Fray Diego, que pese al cambio no parecía tener prisa, seguía desgranando tranquilamente su relato:

—Poco antes de morir de fiebres, la madre viuda de Federico puso a su pequeño bajo la protección de Inocencio, quien ahora intenta en vano convencerle de que se conforme con Sicilia y olvide el legado de su abuelo. Él, sin embargo, está empeñado en reclamar la corona del Sacro Imperio Romano Germánico, por lo que también éste se desgarra en luchas intestinas.

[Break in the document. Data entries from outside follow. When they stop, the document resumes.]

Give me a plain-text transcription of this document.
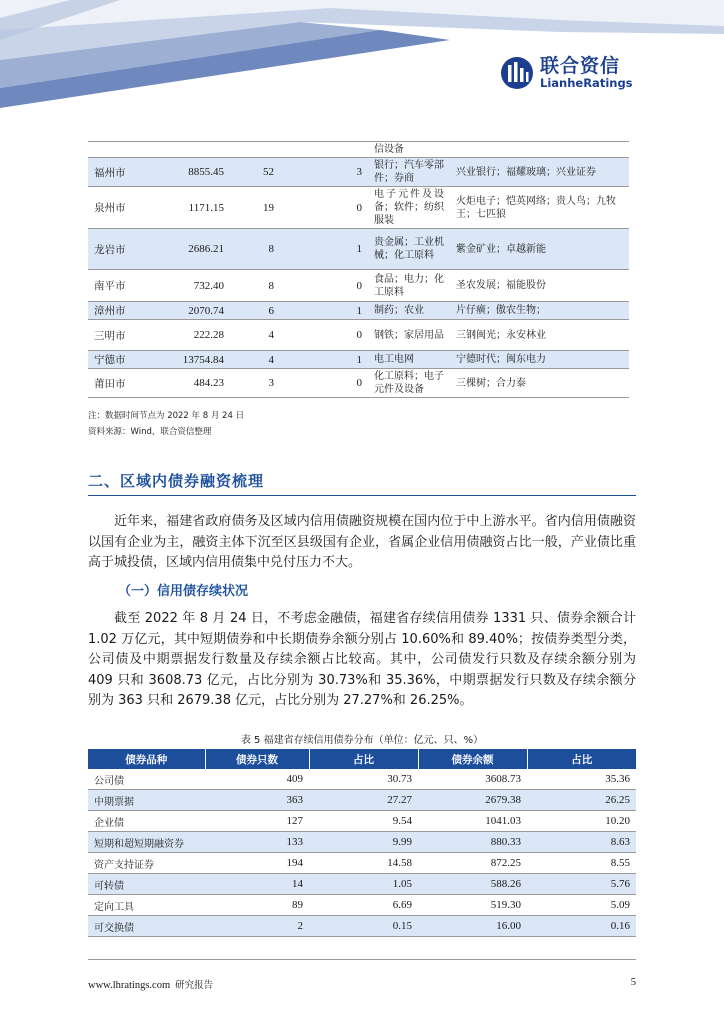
联合资信
LianheRatings
				信设备	
福州市	8855.45	52	3	银行；汽车零部件；券商	兴业银行；福耀玻璃；兴业证券
泉州市	1171.15	19	0	电子元件及设备；软件；纺织服装	火炬电子；恺英网络；贵人鸟；九牧王；七匹狼
龙岩市	2686.21	8	1	贵金属；工业机械；化工原料	紫金矿业；卓越新能
南平市	732.40	8	0	食品；电力；化工原料	圣农发展；福能股份
漳州市	2070.74	6	1	制药；农业	片仔癀；傲农生物；
三明市	222.28	4	0	钢铁；家居用品	三钢闽光；永安林业
宁德市	13754.84	4	1	电工电网	宁德时代；闽东电力
莆田市	484.23	3	0	化工原料；电子元件及设备	三棵树；合力泰
注：数据时间节点为 2022 年 8 月 24 日
资料来源：Wind，联合资信整理
二、区域内债券融资梳理

近年来，福建省政府债务及区域内信用债融资规模在国内位于中上游水平。省内信用债融资以国有企业为主，融资主体下沉至区县级国有企业，省属企业信用债融资占比一般，产业债比重高于城投债，区域内信用债集中兑付压力不大。

（一）信用债存续状况

截至 2022 年 8 月 24 日，不考虑金融债，福建省存续信用债券 1331 只、债券余额合计 1.02 万亿元，其中短期债券和中长期债券余额分别占 10.60%和 89.40%；按债券类型分类，公司债及中期票据发行数量及存续余额占比较高。其中，公司债发行只数及存续余额分别为 409 只和 3608.73 亿元，占比分别为 30.73%和 35.36%，中期票据发行只数及存续余额分别为 363 只和 2679.38 亿元，占比分别为 27.27%和 26.25%。

表 5 福建省存续信用债券分布（单位：亿元、只、%）
债券品种	债券只数	占比	债券余额	占比
公司债	409	30.73	3608.73	35.36
中期票据	363	27.27	2679.38	26.25
企业债	127	9.54	1041.03	10.20
短期和超短期融资券	133	9.99	880.33	8.63
资产支持证券	194	14.58	872.25	8.55
可转债	14	1.05	588.26	5.76
定向工具	89	6.69	519.30	5.09
可交换债	2	0.15	16.00	0.16
www.lhratings.com 研究报告	5
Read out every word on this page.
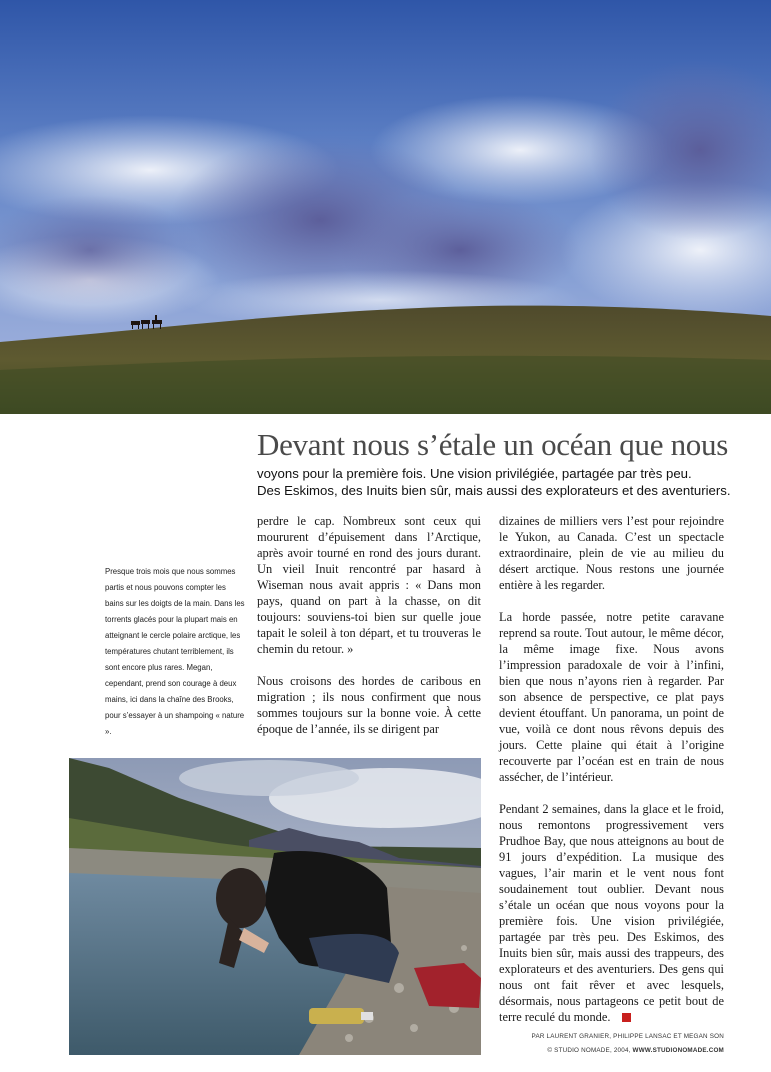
Devant nous s’étale un océan que nous
voyons pour la première fois. Une vision privilégiée, partagée par très peu.
Des Eskimos, des Inuits bien sûr, mais aussi des explorateurs et des aventuriers.
Presque trois mois que nous sommes partis et nous pouvons compter les bains sur les doigts de la main. Dans les torrents glacés pour la plupart mais en atteignant le cercle polaire arctique, les températures chutant terriblement, ils sont encore plus rares. Megan, cependant, prend son courage à deux mains, ici dans la chaîne des Brooks, pour s’essayer à un shampoing « nature ».

perdre le cap. Nombreux sont ceux qui moururent d’épuisement dans l’Arctique, après avoir tourné en rond des jours durant. Un vieil Inuit rencontré par hasard à Wiseman nous avait appris : « Dans mon pays, quand on part à la chasse, on dit toujours: souviens-toi bien sur quelle joue tapait le soleil à ton départ, et tu trouveras le chemin du retour. »

Nous croisons des hordes de caribous en migration ; ils nous confirment que nous sommes toujours sur la bonne voie. À cette époque de l’année, ils se dirigent par

dizaines de milliers vers l’est pour rejoindre le Yukon, au Canada. C’est un spectacle extraordinaire, plein de vie au milieu du désert arctique. Nous restons une journée entière à les regarder.

La horde passée, notre petite caravane reprend sa route. Tout autour, le même décor, la même image fixe. Nous avons l’impression paradoxale de voir à l’infini, bien que nous n’ayons rien à regarder. Par son absence de perspective, ce plat pays devient étouffant. Un panorama, un point de vue, voilà ce dont nous rêvons depuis des jours. Cette plaine qui était à l’origine recouverte par l’océan est en train de nous assécher, de l’intérieur.

Pendant 2 semaines, dans la glace et le froid, nous remontons progressivement vers Prudhoe Bay, que nous atteignons au bout de 91 jours d’expédition. La musique des vagues, l’air marin et le vent nous font soudainement tout oublier. Devant nous s’étale un océan que nous voyons pour la première fois. Une vision privilégiée, partagée par très peu. Des Eskimos, des Inuits bien sûr, mais aussi des trappeurs, des explorateurs et des aventuriers. Des gens qui nous ont fait rêver et avec lesquels, désormais, nous partageons ce petit bout de terre reculé du monde.

PAR LAURENT GRANIER, PHILIPPE LANSAC ET MEGAN SON
© STUDIO NOMADE, 2004, WWW.STUDIONOMADE.COM
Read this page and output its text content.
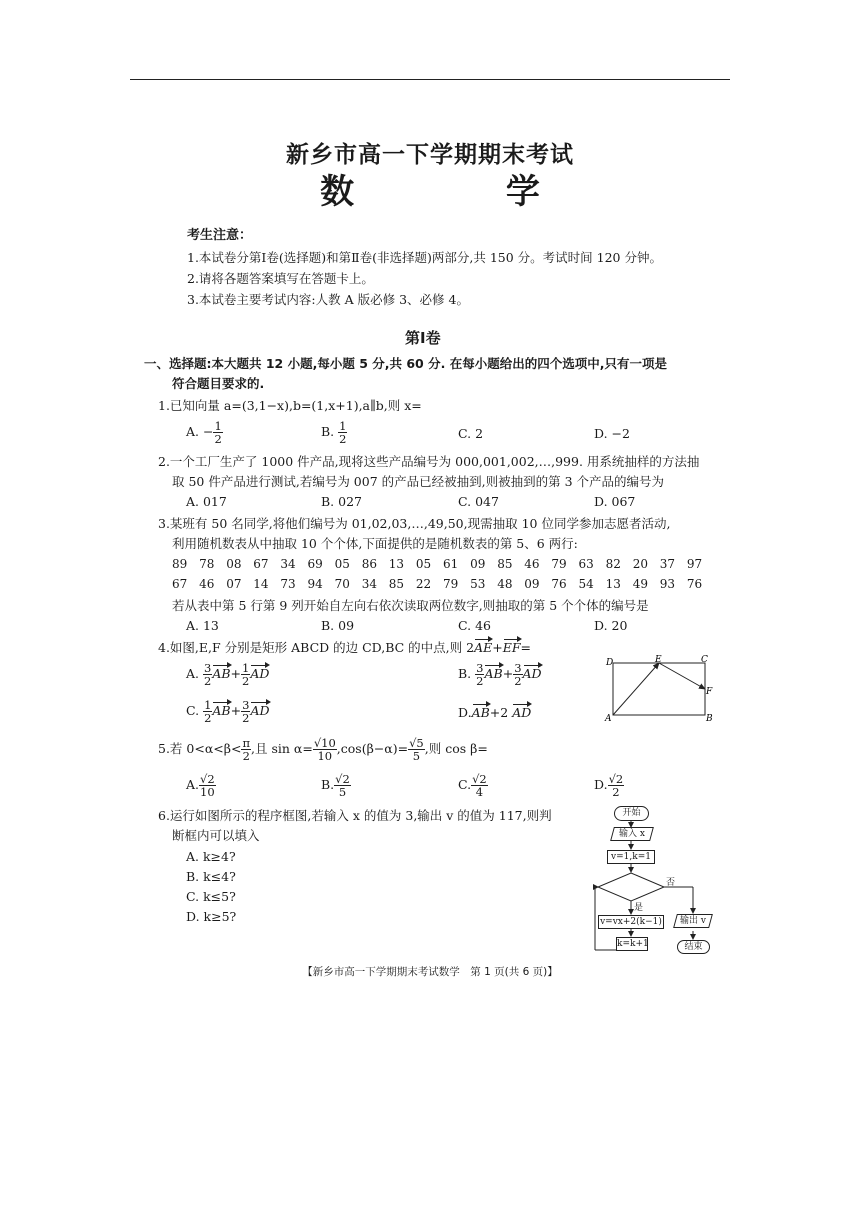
新乡市高一下学期期末考试
数 学
考生注意：
1.本试卷分第Ⅰ卷(选择题)和第Ⅱ卷(非选择题)两部分,共 150 分。考试时间 120 分钟。
2.请将各题答案填写在答题卡上。
3.本试卷主要考试内容:人教 A 版必修 3、必修 4。
第Ⅰ卷
一、选择题:本大题共 12 小题,每小题 5 分,共 60 分. 在每小题给出的四个选项中,只有一项是
符合题目要求的.
1.已知向量 a=(3,1−x),b=(1,x+1),a∥b,则 x=
A. − $\frac{1}{2}$	B. $\frac{1}{2}$	C. 2	D. −2
2.一个工厂生产了 1000 件产品,现将这些产品编号为 000,001,002,…,999. 用系统抽样的方法抽
取 50 件产品进行测试,若编号为 007 的产品已经被抽到,则被抽到的第 3 个产品的编号为
A. 017	B. 027	C. 047	D. 067
3.某班有 50 名同学,将他们编号为 01,02,03,…,49,50,现需抽取 10 位同学参加志愿者活动,
利用随机数表从中抽取 10 个个体,下面提供的是随机数表的第 5、6 两行:
89 78 08 67 34 69 05 86 13 05 61 09 85 46 79 63 82 20 37 97
67 46 07 14 73 94 70 34 85 22 79 53 48 09 76 54 13 49 93 76
若从表中第 5 行第 9 列开始自左向右依次读取两位数字,则抽取的第 5 个个体的编号是
A. 13	B. 09	C. 46	D. 20
4.如图,E,F 分别是矩形 ABCD 的边 CD,BC 的中点,则 2AE+EF=
A. $\frac{3}{2} AB+ \frac{1}{2}$ AD	B. $\frac{3}{2} AB+ \frac{3}{2}$ AD
C. $\frac{1}{2} AB+ \frac{3}{2}$ AD	D.AB+2 AD
D	E	C
F
A	B
5.若 $0<\alpha<\beta< \frac{\pi}{2}$ ,且 $\sin \alpha= \frac{√10}{10} ,\cos(\beta-\alpha)= \frac{√5}{5}$ ,则 cos β=
A. $\frac{√2}{10}$	B. $\frac{√2}{5}$	C. $\frac{√2}{4}$	D. $\frac{√2}{2}$
6.运行如图所示的程序框图,若输入 x 的值为 3,输出 v 的值为 117,则判
断框内可以填入
A. k≥4?
B. k≤4?
C. k≤5?
D. k≥5?
开始
输入 x
v=1,k=1
否
是
v=vx+2(k−1)
k=k+1
输出 v
结束
【新乡市高一下学期期末考试数学　第 1 页(共 6 页)】
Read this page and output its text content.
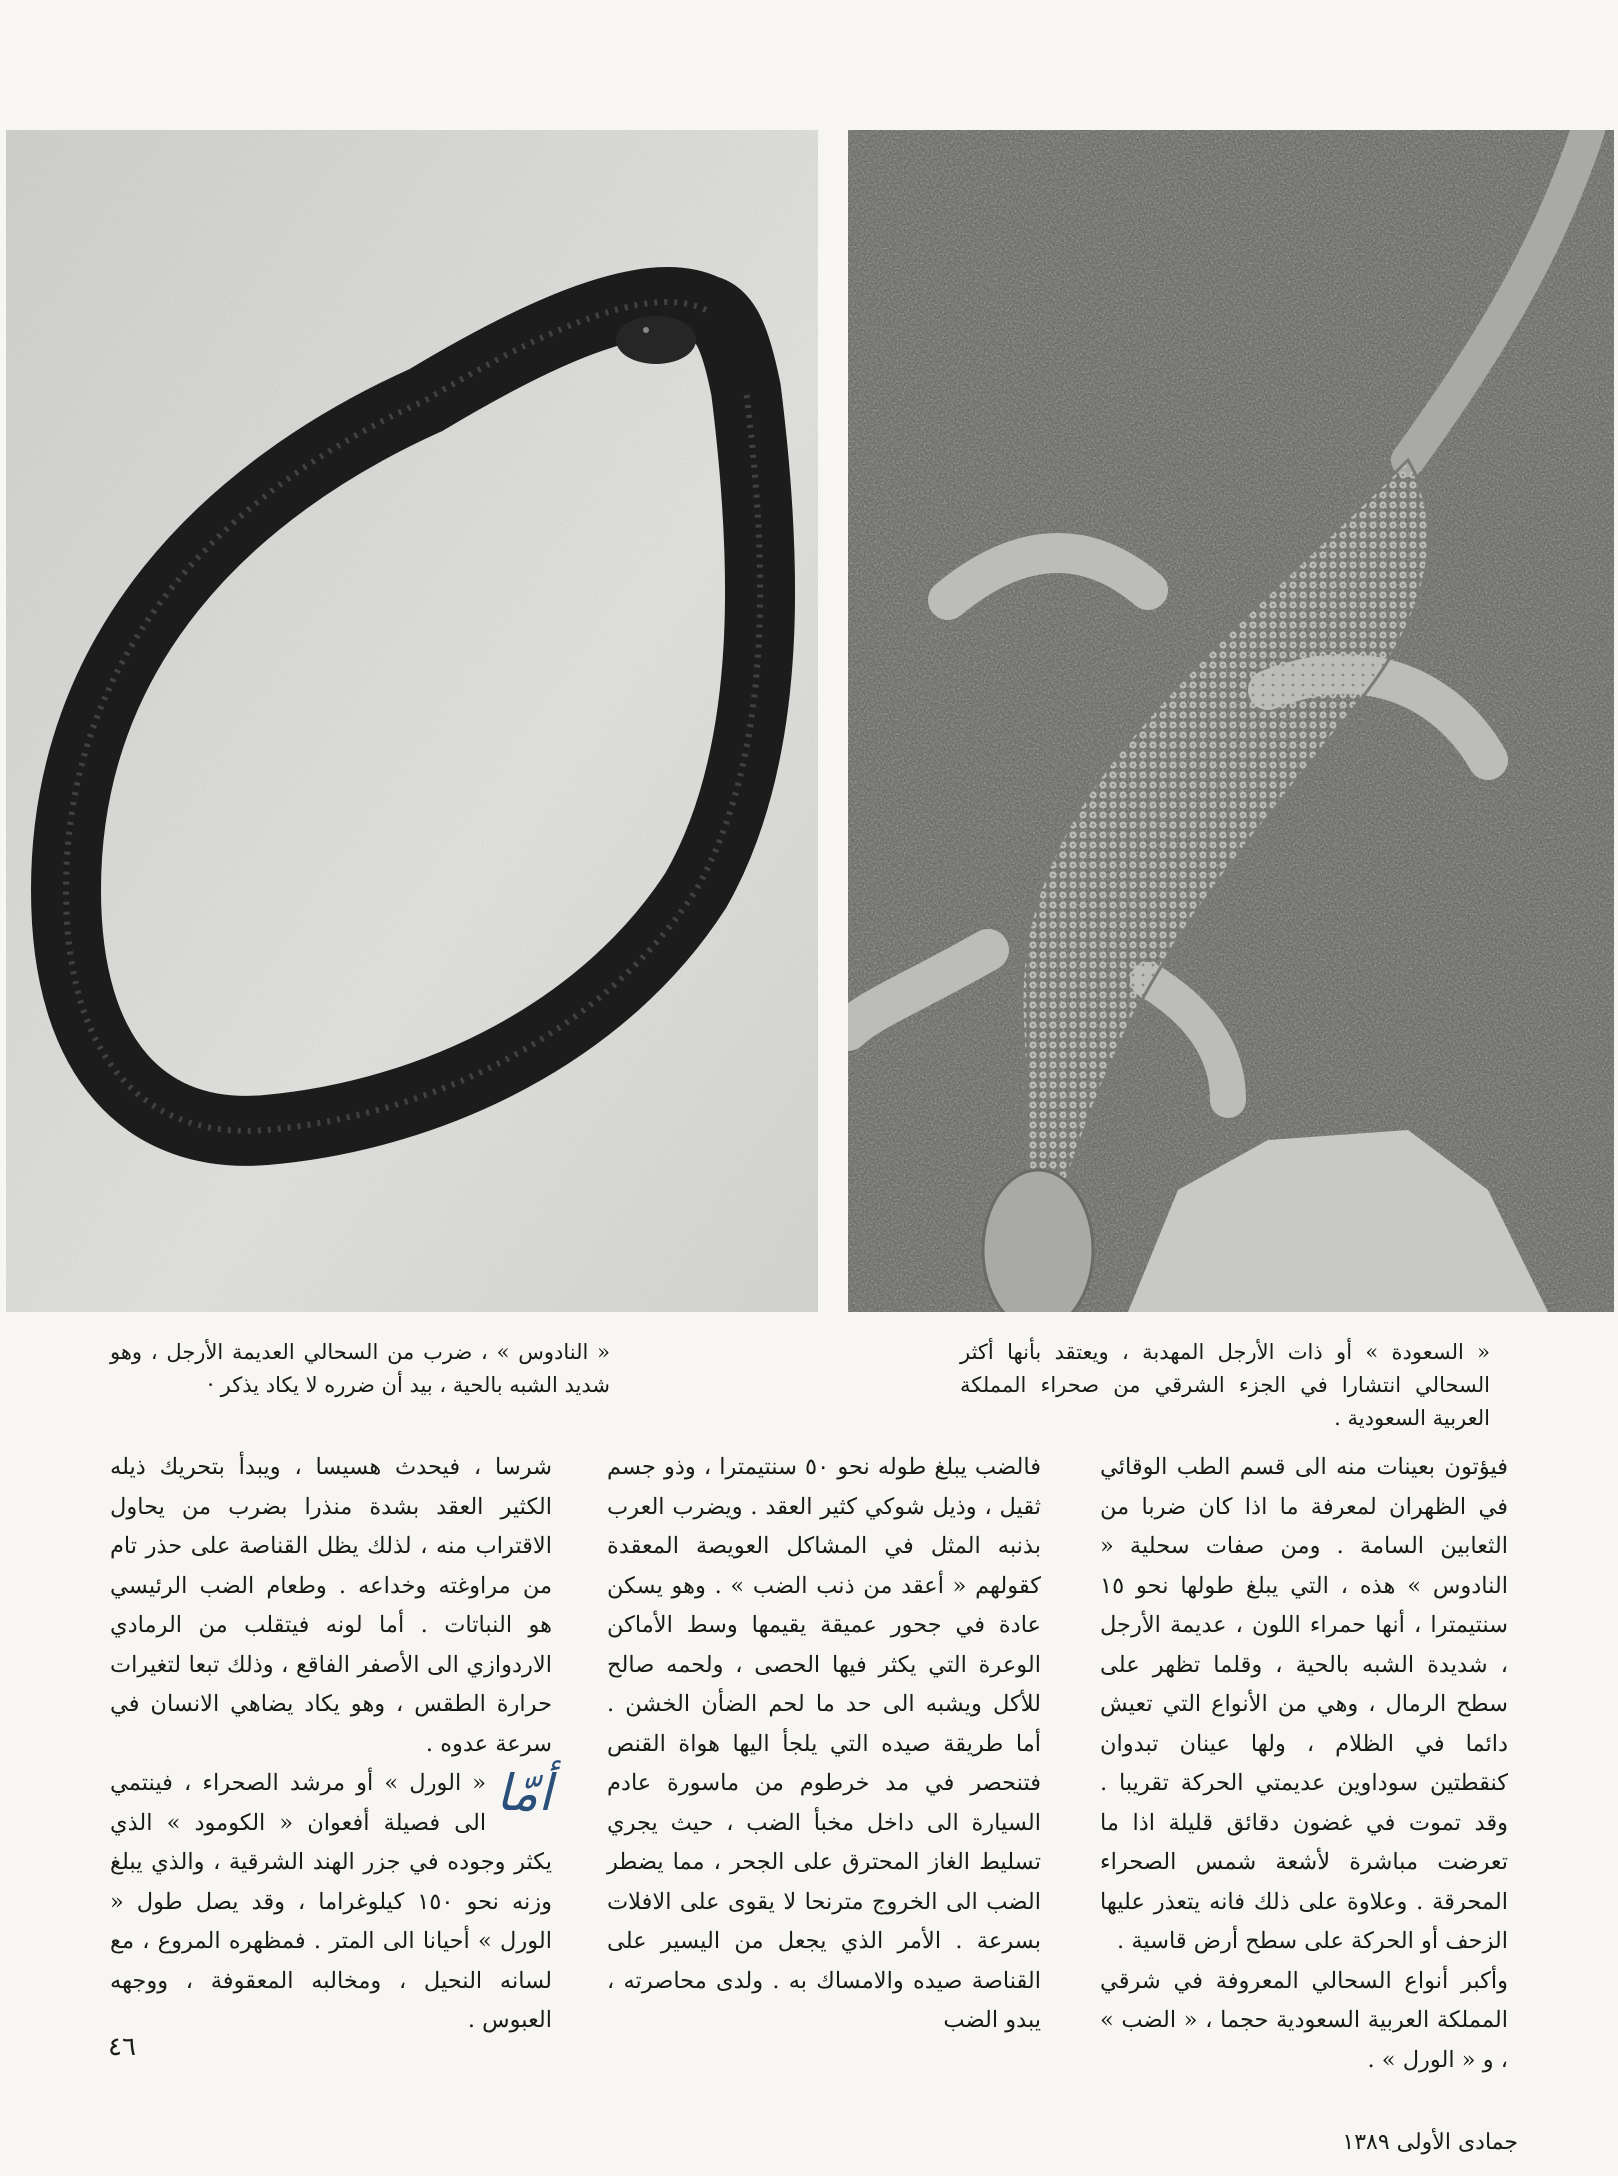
« النادوس » ، ضرب من السحالي العديمة الأرجل ، وهو شديد الشبه بالحية ، بيد أن ضرره لا يكاد يذكر ·

« السعودة » أو ذات الأرجل المهدبة ، ويعتقد بأنها أكثر السحالي انتشارا في الجزء الشرقي من صحراء المملكة العربية السعودية .

فيؤتون بعينات منه الى قسم الطب الوقائي في الظهران لمعرفة ما اذا كان ضربا من الثعابين السامة . ومن صفات سحلية « النادوس » هذه ، التي يبلغ طولها نحو ١٥ سنتيمترا ، أنها حمراء اللون ، عديمة الأرجل ، شديدة الشبه بالحية ، وقلما تظهر على سطح الرمال ، وهي من الأنواع التي تعيش دائما في الظلام ، ولها عينان تبدوان كنقطتين سوداوين عديمتي الحركة تقريبا . وقد تموت في غضون دقائق قليلة اذا ما تعرضت مباشرة لأشعة شمس الصحراء المحرقة . وعلاوة على ذلك فانه يتعذر عليها الزحف أو الحركة على سطح أرض قاسية .

وأكبر أنواع السحالي المعروفة في شرقي المملكة العربية السعودية حجما ، « الضب » ، و « الورل » .

فالضب يبلغ طوله نحو ٥٠ سنتيمترا ، وذو جسم ثقيل ، وذيل شوكي كثير العقد . ويضرب العرب بذنبه المثل في المشاكل العويصة المعقدة كقولهم « أعقد من ذنب الضب » . وهو يسكن عادة في جحور عميقة يقيمها وسط الأماكن الوعرة التي يكثر فيها الحصى ، ولحمه صالح للأكل ويشبه الى حد ما لحم الضأن الخشن . أما طريقة صيده التي يلجأ اليها هواة القنص فتنحصر في مد خرطوم من ماسورة عادم السيارة الى داخل مخبأ الضب ، حيث يجري تسليط الغاز المحترق على الجحر ، مما يضطر الضب الى الخروج مترنحا لا يقوى على الافلات بسرعة . الأمر الذي يجعل من اليسير على القناصة صيده والامساك به . ولدى محاصرته ، يبدو الضب

شرسا ، فيحدث هسيسا ، ويبدأ بتحريك ذيله الكثير العقد بشدة منذرا بضرب من يحاول الاقتراب منه ، لذلك يظل القناصة على حذر تام من مراوغته وخداعه . وطعام الضب الرئيسي هو النباتات . أما لونه فيتقلب من الرمادي الاردوازي الى الأصفر الفاقع ، وذلك تبعا لتغيرات حرارة الطقس ، وهو يكاد يضاهي الانسان في سرعة عدوه .

أمّا
« الورل » أو مرشد الصحراء ، فينتمي الى فصيلة أفعوان « الكومود » الذي يكثر وجوده في جزر الهند الشرقية ، والذي يبلغ وزنه نحو ١٥٠ كيلوغراما ، وقد يصل طول « الورل » أحيانا الى المتر . فمظهره المروع ، مع لسانه النحيل ، ومخالبه المعقوفة ، ووجهه العبوس .

٤٦
جمادى الأولى ١٣٨٩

Con tantos frentes abiertos, en lugar de enviarnos a las estepas heladas, su santidad nos ordenó contribuir a que la verdad del Señor sea restablecida aquí en Occitania sin tardanza, y en ello estamos.

—No tenéis aspecto de legados papales —comentó Guillermo, sin descubrir su credo, recurriendo a la ironía para no parecer descortés—. Os faltan los sirvientes, los adornos, la púrpura que exhiben habitualmente tan ilustres dignatarios...

La joven De Laurac perdió entonces interés en la conversación, que abordaba derroteros archiconocidos para ella por haber sido discutidos hasta la saciedad en los salones de su castillo familiar, y al liberar su atención de la charla se fijó en Domingo, quién, a su vez, la había estado observando furtivamente durante largo tiempo. Justo hasta el mismo instante en el que tomó la palabra para rebatir lo que acababa de oír.

—Tenéis razón —concedió a Guillermo con autoridad.

Era la primera vez que hablaba y su voz correspondía exactamente a lo que cabía esperar de su rostro: ronca, profunda, convincente. Una voz capaz de capturar la atención de cualquiera fuera cual fuese la circunstancia. De hacerse oír en medio de una feria de ganado o de predicar en el silencio de una ermita, sin alterar el tono ni el volumen.